Renewable Energy Systems

System Support for Green Homes
Solar-Powered Emergency Mesh
Micro-harvestor Driven Gesture Recognition

System Support for Green Homes
Our goal is to make it easier for off-grid and grid-tied home residents to make smart choices about managing energy. Renewable technologies, such as solar and wind, are becoming more widely adopted, however, current best practices for energy use and conservation do not necessarily apply in green homes. This project seeks to better understand energy generation and consumption in green homes, and to explore automated techniques for helping residents to achieve better utilization of resources.

Solar-Powered Emergency Mesh


Natural disasters are a common occurrence. How ever hard humans try, we are helpless when it comes to facing the wrath of nature. Earthquakes, floods, and hurricanes are common examples. The aftermaths of such disasters are gargantuan. In addition to human casualties, natural calamities can destroy the power grid, telephone networks, and mobile phone towers leaving survivors stranded without any viable mode of communication. There is no alternative way to disseminate critical information such as disease alerts, safety alerts, location, and direction to survivors.

In this project, we are designing a self-sustainable solar powered mesh that can disseminate critical updates to survivors during post-disaster times. However, designing robust fallback data dissemination meshes during disasters is non-trivial and challenging. First, we treat energy consumption as a fundamental design pillar. We are building a mesh architecture that is energy-efficient, self-sustainable, and available. An operational mesh in the absence of the power grid must rely on renewable energy sources such as solar and should be capable of near-perpetual operation while serving critical updates.

Since renewable energy scavenging is known to be notoriously unpredictable, such a system requires a clean-slate low power hardware and software systems design. We are in the process of developing a system that combines a low-power micro-controller with a higher power microprocessor to provide high availability and computability at minimal energy consumption.

Second, we treat self-healing and self-stabilization as a fundamental property of a fallback mesh architecture. The vagaries and variability of energy scavenging and extreme environmental conditions in the aftermath of a disaster will inevitably lead to permanent and transient node failures. In the event of a failure, nodes in the mesh should automatically redistribute the failed node's data to maintain high levels of redundancy and fault tolerance.

Third, since the primary goal of the mesh is to serve survivors with critical updates, it's design should be general and compatible with off-the-shelf laptops, mobile phones, and PDAs. Hence, we rely on common wireless technology such as Wi-Fi and simple web-based services for information dissemination.

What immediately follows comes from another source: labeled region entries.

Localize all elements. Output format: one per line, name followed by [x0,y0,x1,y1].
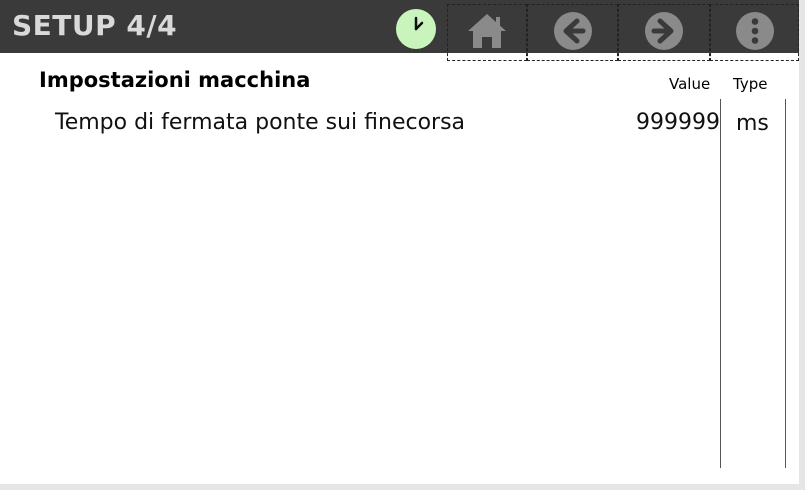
arrow-left-icon [553,12,592,50]
home-icon [468,14,506,48]
forward-button[interactable] [618,4,710,61]
page-title: SETUP 4/4 [12,9,178,42]
column-divider [720,99,721,468]
more-vertical-icon [735,12,774,50]
back-button[interactable] [527,4,618,61]
parameter-unit: ms [736,111,769,136]
column-header-value: Value [669,75,711,93]
parameter-value-field[interactable]: 999999 [636,110,720,135]
section-title: Impostazioni macchina [39,68,311,92]
parameter-label: Tempo di fermata ponte sui finecorsa [55,110,466,135]
clock-icon[interactable] [396,9,436,49]
arrow-right-icon [645,12,683,50]
column-header-type: Type [733,75,768,93]
column-divider [785,99,786,468]
home-button[interactable] [447,4,527,61]
menu-button[interactable] [710,4,799,61]
screen: SETUP 4/4 Impostazioni macchina Value Ty… [0,0,805,490]
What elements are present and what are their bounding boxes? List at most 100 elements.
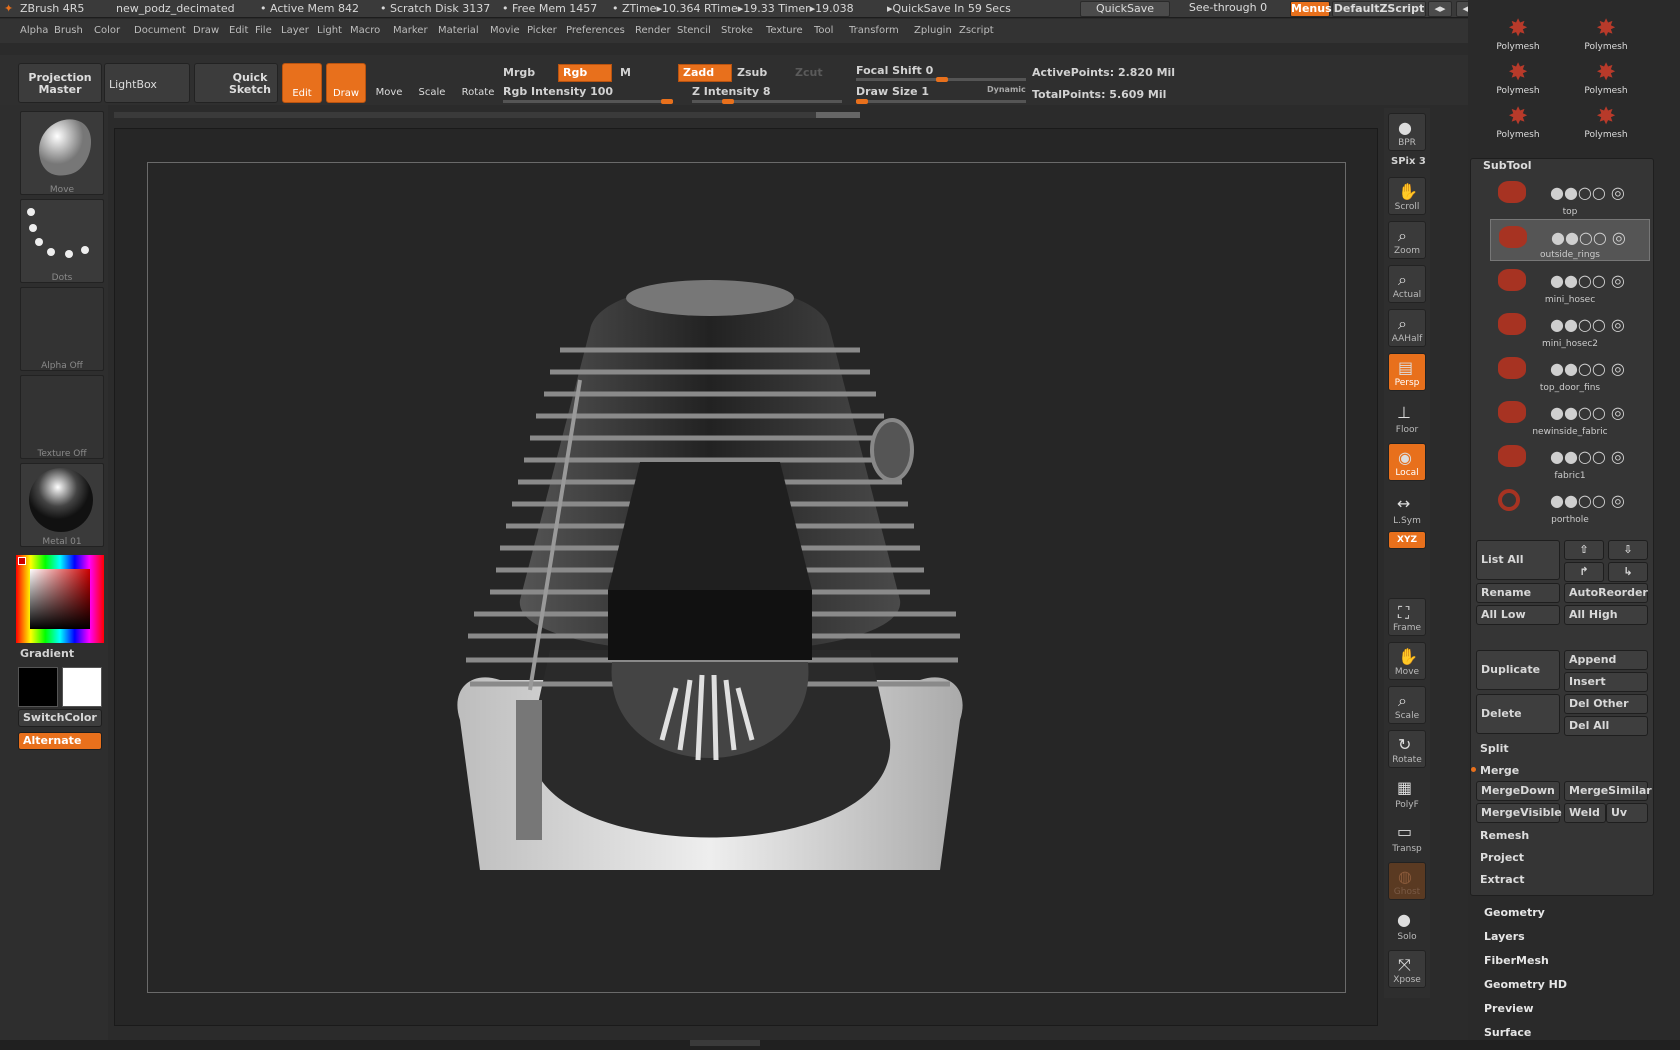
subtool-eye-icon[interactable]: ●●○○ ◎ (1550, 491, 1660, 510)
del-all-button[interactable]: Del All (1564, 716, 1648, 736)
draw-button[interactable]: Draw (326, 63, 366, 103)
insert-button[interactable]: Insert (1564, 672, 1648, 692)
spix-label[interactable]: SPix 3 (1391, 156, 1426, 167)
subtool-eye-icon[interactable]: ●●○○ ◎ (1550, 315, 1660, 334)
material-selector[interactable]: Metal 01 (20, 463, 104, 547)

Micro-harvestor Driven Gesture Recognition
Micro-harvesting from sources such as indoor light can enable a plethora of self-sustainable sensing systems for mobile healthcare applications. However, given the minuscule and variable amount of energy harvested from these renewable sources, practical sensing systems powered by micro-harvesting is today limited to light driven motion sensing. In this paper, we design, implement, and evaluate an indoor light driven wearable glove device that uses flex sensors and accelerometers for hand gesture recognition. Through the design, we make a two-fold contribution to micro-harvester driven mobile sensing systems. First, motivated by extensive profiling of panels for indoor light scavenging, we design a harvester that multiplexes panels of different compositions to maximally scavenge energy as a function of lighting conditions. Second, we present a tiered architecture composed of application specific hardware logic, wakeup controllers, a general purpose micro-controller, and a bluetooth device that can adapt to variable and ultra-low energy constraints, and at the same time provide high responsiveness and compute capability for gesture recognition. We evaluate the glove device in the context of a hand gesture driven home automation system for the elderly and individuals with neuromuscular impairments.